Inside region = 0000.

Algorithm

  1. Compute outcodes c1, c2 for endpoints P1, P2.
  2. If (c1 OR c2) == 0: trivially accept.
  3. Else if (c1 AND c2) != 0: trivially reject.
  4. Else pick a point with non-zero code, clip it against one of the violated edges, recompute outcode, loop to step 2.

Why It Works

  • Bitwise AND non-zero means both points lie in the same outside half-plane -> entire line cannot intersect the window.
  • Bitwise OR zero means both points are inside -> whole segment is inside.

Worked Example

Window: x in [0, 10], y in [0, 10]. Line from P1(-2, 5) to P2(8, 12).

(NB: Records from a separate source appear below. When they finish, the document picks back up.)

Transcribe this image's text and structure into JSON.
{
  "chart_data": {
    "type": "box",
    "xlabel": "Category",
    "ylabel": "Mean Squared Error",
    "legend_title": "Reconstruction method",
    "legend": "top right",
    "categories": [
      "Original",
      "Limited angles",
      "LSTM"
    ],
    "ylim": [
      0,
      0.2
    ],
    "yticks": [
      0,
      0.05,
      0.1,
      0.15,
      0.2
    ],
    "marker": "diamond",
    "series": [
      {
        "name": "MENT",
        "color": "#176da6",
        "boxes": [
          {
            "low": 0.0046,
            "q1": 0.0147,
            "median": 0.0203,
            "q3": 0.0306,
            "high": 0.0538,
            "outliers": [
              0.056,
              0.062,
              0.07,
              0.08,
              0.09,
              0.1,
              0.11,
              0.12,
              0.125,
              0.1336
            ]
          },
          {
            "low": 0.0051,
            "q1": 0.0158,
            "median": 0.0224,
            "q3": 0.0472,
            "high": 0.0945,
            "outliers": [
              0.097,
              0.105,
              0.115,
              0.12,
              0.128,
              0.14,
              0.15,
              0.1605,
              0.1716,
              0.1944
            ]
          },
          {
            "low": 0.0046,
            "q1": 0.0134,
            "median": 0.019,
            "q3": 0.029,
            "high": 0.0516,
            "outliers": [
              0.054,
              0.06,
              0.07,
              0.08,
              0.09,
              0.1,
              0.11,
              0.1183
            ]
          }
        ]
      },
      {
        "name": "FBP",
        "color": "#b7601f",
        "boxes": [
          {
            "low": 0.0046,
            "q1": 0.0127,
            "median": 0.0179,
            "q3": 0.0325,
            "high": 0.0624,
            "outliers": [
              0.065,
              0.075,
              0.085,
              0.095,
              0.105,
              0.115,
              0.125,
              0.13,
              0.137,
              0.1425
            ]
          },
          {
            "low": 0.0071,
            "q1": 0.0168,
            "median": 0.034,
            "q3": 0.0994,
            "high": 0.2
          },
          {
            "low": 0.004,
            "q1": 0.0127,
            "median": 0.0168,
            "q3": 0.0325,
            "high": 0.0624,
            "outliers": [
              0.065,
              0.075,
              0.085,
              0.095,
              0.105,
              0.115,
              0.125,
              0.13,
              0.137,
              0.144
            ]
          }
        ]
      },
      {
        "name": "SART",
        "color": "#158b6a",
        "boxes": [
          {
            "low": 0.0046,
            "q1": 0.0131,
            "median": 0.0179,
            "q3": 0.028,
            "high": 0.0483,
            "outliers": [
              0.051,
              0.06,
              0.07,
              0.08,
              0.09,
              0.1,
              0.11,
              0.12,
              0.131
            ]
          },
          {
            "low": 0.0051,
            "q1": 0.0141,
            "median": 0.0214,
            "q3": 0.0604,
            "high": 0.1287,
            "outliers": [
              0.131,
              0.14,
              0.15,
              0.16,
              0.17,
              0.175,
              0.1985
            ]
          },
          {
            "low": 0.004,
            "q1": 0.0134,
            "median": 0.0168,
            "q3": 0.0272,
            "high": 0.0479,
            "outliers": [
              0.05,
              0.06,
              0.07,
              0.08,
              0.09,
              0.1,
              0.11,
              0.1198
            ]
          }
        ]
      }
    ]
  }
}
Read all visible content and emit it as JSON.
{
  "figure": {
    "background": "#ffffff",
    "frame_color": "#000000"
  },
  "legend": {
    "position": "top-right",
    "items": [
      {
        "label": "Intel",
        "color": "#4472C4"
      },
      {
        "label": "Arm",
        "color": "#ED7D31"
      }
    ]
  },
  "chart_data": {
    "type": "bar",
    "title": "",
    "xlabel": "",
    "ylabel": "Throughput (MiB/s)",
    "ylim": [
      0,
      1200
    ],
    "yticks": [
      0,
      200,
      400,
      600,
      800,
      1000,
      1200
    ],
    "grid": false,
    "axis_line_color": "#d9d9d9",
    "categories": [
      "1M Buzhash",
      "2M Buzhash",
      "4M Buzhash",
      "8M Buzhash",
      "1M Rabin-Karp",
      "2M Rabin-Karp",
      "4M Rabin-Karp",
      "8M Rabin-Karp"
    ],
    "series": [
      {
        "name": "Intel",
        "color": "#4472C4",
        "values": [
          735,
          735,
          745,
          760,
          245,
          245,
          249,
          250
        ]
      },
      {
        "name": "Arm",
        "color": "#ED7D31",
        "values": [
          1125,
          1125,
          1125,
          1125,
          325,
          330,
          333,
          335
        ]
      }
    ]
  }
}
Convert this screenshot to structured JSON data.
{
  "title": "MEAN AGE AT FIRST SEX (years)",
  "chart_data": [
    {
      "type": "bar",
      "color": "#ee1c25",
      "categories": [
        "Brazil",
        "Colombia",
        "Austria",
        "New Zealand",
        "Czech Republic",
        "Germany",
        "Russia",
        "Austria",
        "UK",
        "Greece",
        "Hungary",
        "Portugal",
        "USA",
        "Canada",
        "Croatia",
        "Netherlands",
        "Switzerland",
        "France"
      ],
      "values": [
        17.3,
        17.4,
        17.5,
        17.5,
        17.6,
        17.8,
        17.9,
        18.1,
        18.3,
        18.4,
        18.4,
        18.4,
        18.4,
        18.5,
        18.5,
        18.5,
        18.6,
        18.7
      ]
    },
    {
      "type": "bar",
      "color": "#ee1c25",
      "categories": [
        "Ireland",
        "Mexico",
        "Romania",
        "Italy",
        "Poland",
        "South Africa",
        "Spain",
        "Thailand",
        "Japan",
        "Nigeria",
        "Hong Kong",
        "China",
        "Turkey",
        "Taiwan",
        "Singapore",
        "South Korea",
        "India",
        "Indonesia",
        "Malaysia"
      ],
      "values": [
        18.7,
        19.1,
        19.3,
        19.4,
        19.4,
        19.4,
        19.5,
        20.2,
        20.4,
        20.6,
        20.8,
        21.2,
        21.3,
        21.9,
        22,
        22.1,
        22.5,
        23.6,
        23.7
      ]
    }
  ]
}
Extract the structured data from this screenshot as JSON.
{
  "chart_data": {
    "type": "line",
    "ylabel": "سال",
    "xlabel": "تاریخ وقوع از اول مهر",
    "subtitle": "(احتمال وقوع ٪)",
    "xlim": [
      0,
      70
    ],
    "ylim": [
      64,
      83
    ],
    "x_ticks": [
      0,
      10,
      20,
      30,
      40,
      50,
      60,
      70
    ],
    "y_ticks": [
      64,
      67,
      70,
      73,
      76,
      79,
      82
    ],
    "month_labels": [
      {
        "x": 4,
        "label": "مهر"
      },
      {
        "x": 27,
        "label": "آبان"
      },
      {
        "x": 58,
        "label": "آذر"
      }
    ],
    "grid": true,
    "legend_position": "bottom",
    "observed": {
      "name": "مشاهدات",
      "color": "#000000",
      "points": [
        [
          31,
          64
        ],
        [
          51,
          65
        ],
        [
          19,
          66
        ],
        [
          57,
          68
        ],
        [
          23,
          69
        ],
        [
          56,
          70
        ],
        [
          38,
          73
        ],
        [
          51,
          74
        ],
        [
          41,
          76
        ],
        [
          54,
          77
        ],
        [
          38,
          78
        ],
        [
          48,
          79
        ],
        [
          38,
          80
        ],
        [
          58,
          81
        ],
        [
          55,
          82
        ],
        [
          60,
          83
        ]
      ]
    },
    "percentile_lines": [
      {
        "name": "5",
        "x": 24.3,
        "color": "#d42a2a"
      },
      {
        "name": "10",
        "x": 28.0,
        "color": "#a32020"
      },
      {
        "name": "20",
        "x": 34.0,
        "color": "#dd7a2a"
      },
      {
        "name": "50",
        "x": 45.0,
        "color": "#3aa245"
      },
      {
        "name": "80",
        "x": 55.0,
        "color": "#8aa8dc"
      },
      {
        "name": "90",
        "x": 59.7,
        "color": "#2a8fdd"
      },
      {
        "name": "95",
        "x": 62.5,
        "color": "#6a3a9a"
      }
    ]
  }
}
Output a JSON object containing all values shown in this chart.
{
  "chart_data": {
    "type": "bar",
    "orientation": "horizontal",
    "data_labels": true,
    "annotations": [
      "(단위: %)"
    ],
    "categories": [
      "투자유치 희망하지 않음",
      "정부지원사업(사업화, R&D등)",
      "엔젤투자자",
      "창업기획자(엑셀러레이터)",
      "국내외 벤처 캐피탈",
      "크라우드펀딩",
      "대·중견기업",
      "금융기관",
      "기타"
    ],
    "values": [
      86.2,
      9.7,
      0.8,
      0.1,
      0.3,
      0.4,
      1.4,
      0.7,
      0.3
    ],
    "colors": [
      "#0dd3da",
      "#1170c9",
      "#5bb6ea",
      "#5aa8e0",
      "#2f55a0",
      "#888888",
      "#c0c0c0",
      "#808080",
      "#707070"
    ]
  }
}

  • c1 = 0001 (left), c2 = 1000 (top). AND = 0, OR != 0 -> need clip.
  • Pick P1, violates left (x = 0). Parametric x: from -2 to 8 -> t = (0 - (-2))/10 = 0.2. y = 5 + 0.2*(12-5) = 5 + 1.4 = 6.4. New P1 = (0, 6.4), c1 = 0000.
  • Now c1 = 0, c2 = 1000. AND = 0, OR != 0. Pick P2, violates top. y = 10 -> t = (10-6.4)/(12-6.4) = 0.643. x = 0 + 0.643*(8-0) = 5.14. New P2 = (5.14, 10), c2 = 0000.
  • Now both inside -> accept segment from (0, 6.4) to (5.14, 10).

Strengths and Limits

  • Strength: Lightning-fast trivial accept/reject for the common case (most lines are entirely inside or entirely outside one half-plane).
  • Limit: Requires axis-aligned rectangular window. Use Cyrus-Beck for arbitrary convex windows.